Do emergency contraceptives work for obese women?

Emergency contraceptives, also known as the ‘morning after pill,’ show little to no effectiveness in women who are 165 pounds or heavier. The discovery was made fortuitously by HRA Pharma, the French makers of the emergency contraceptive Norlevo. As a result, that product will bear a related warning label starting in 2014. For those unfamiliar with Norlevo, it is a LNG EC, or levonorgestrel emergency contraceptive. In other words, it is the same as Plan B One Step and its generic versions.
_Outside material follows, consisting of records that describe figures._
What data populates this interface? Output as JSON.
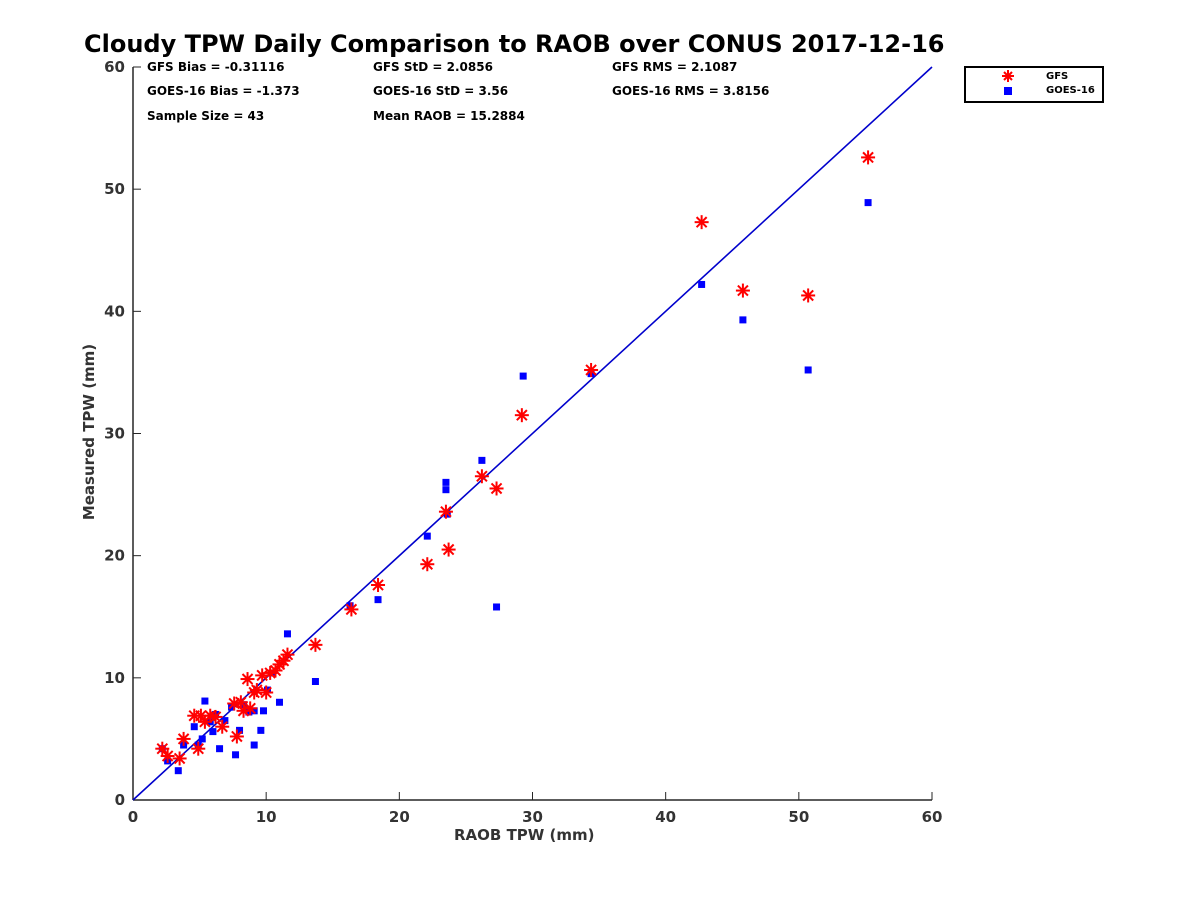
{
  "chart_data": {
    "type": "scatter",
    "title": "Cloudy TPW Daily Comparison to RAOB over CONUS 2017-12-16",
    "xlabel": "RAOB TPW (mm)",
    "ylabel": "Measured TPW (mm)",
    "xlim": [
      0,
      60
    ],
    "ylim": [
      0,
      60
    ],
    "xticks": [
      0,
      10,
      20,
      30,
      40,
      50,
      60
    ],
    "yticks": [
      0,
      10,
      20,
      30,
      40,
      50,
      60
    ],
    "grid": false,
    "legend_position": "outside top-right",
    "reference_line": {
      "from": [
        0,
        0
      ],
      "to": [
        60,
        60
      ],
      "color": "#0000cc"
    },
    "stats": {
      "gfs_bias": "GFS Bias = -0.31116",
      "gfs_std": "GFS StD = 2.0856",
      "gfs_rms": "GFS RMS = 2.1087",
      "goes_bias": "GOES-16 Bias = -1.373",
      "goes_std": "GOES-16 StD = 3.56",
      "goes_rms": "GOES-16 RMS = 3.8156",
      "sample_size": "Sample Size = 43",
      "mean_raob": "Mean RAOB = 15.2884"
    },
    "series": [
      {
        "name": "GFS",
        "marker": "asterisk",
        "color": "#ff0000",
        "points": [
          [
            2.2,
            4.2
          ],
          [
            2.6,
            3.6
          ],
          [
            3.5,
            3.4
          ],
          [
            3.8,
            5.0
          ],
          [
            4.6,
            6.9
          ],
          [
            4.9,
            4.2
          ],
          [
            5.1,
            6.9
          ],
          [
            5.4,
            6.4
          ],
          [
            5.8,
            6.9
          ],
          [
            6.2,
            6.8
          ],
          [
            6.7,
            6.0
          ],
          [
            7.6,
            7.9
          ],
          [
            7.8,
            5.2
          ],
          [
            8.1,
            8.0
          ],
          [
            8.3,
            7.3
          ],
          [
            8.6,
            9.9
          ],
          [
            8.8,
            7.5
          ],
          [
            9.1,
            8.8
          ],
          [
            9.3,
            9.0
          ],
          [
            9.7,
            10.2
          ],
          [
            10.0,
            8.8
          ],
          [
            10.3,
            10.4
          ],
          [
            10.7,
            10.6
          ],
          [
            11.0,
            11.1
          ],
          [
            11.3,
            11.4
          ],
          [
            11.6,
            11.9
          ],
          [
            13.7,
            12.7
          ],
          [
            16.4,
            15.6
          ],
          [
            18.4,
            17.6
          ],
          [
            22.1,
            19.3
          ],
          [
            23.5,
            23.6
          ],
          [
            23.7,
            20.5
          ],
          [
            26.2,
            26.5
          ],
          [
            27.3,
            25.5
          ],
          [
            29.2,
            31.5
          ],
          [
            34.4,
            35.2
          ],
          [
            42.7,
            47.3
          ],
          [
            45.8,
            41.7
          ],
          [
            50.7,
            41.3
          ],
          [
            55.2,
            52.6
          ]
        ]
      },
      {
        "name": "GOES-16",
        "marker": "square",
        "color": "#0000ff",
        "points": [
          [
            2.2,
            4.2
          ],
          [
            2.6,
            3.2
          ],
          [
            3.4,
            2.4
          ],
          [
            3.8,
            4.5
          ],
          [
            4.6,
            6.0
          ],
          [
            4.9,
            4.5
          ],
          [
            5.2,
            5.0
          ],
          [
            5.4,
            8.1
          ],
          [
            5.8,
            6.4
          ],
          [
            6.0,
            5.6
          ],
          [
            6.2,
            7.0
          ],
          [
            6.5,
            4.2
          ],
          [
            6.9,
            6.5
          ],
          [
            7.4,
            7.6
          ],
          [
            7.7,
            3.7
          ],
          [
            8.0,
            5.7
          ],
          [
            8.3,
            7.8
          ],
          [
            8.7,
            7.2
          ],
          [
            9.1,
            7.3
          ],
          [
            9.1,
            4.5
          ],
          [
            9.6,
            5.7
          ],
          [
            9.8,
            7.3
          ],
          [
            10.1,
            9.0
          ],
          [
            10.5,
            10.4
          ],
          [
            11.0,
            8.0
          ],
          [
            11.6,
            13.6
          ],
          [
            13.7,
            9.7
          ],
          [
            16.3,
            15.9
          ],
          [
            18.4,
            16.4
          ],
          [
            22.1,
            21.6
          ],
          [
            23.5,
            26.0
          ],
          [
            23.5,
            25.4
          ],
          [
            23.6,
            23.4
          ],
          [
            26.2,
            27.8
          ],
          [
            27.3,
            15.8
          ],
          [
            29.3,
            34.7
          ],
          [
            34.4,
            34.9
          ],
          [
            42.7,
            42.2
          ],
          [
            45.8,
            39.3
          ],
          [
            50.7,
            35.2
          ],
          [
            55.2,
            48.9
          ]
        ]
      }
    ]
  }
}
The notion that the effectiveness of emergency contraceptives is inversely proportional to the user’s weight is not new, though. A 2011 study by University of Edinburgh reproductive medicine expert Anna Glasier found that overweight women who take emergency contraceptives are three times  more likely to become pregnant than women with a normal weight. The risk was increased even further when they took levonorgestrel pills. Separate research has also linked extra weight to oral contraceptive failure. The reason may be that this type of medication takes more time to achieve normal concentration levels in the blood of overweight women, according to a 2009 study published in the journal Contraception. Nevertheless, this is probably the first time that a drug label will actually be changed.

HR Pharma promptly informed European health authorities of their finding, and a label change has already been approved, though it will take a few more months before Norlevo-buying countries are supplied with the new packaging. On our side of the pond, the FDA is looking into the available scientific data, which includes the HR Pharma research that triggered the label change. If the federal agency deems it necessary for brand name Plan B to start including a warning, that would enable generic versions Next Choice One Dose and My Way to do so as well.   
In general, levonorgestrel EC’s have approximately 50% effectiveness in preventing expected pregnancies. Moreover, they are readily accessible over the counter, and without a prescription. In light of this experts say that between a less effective drug and nothing, women –whether heavy or not- should choose the former. Obese women are also recommended to resort to an ulipristal acetate emergency contraceptive, which is slightly less affected by weight, or use a copper intrauterine device, which a doctor can insert within five days after unprotected sex. Speaking of which, the best way to prevent an unwanted pregnancy is the correct and consistent use of a birth control method.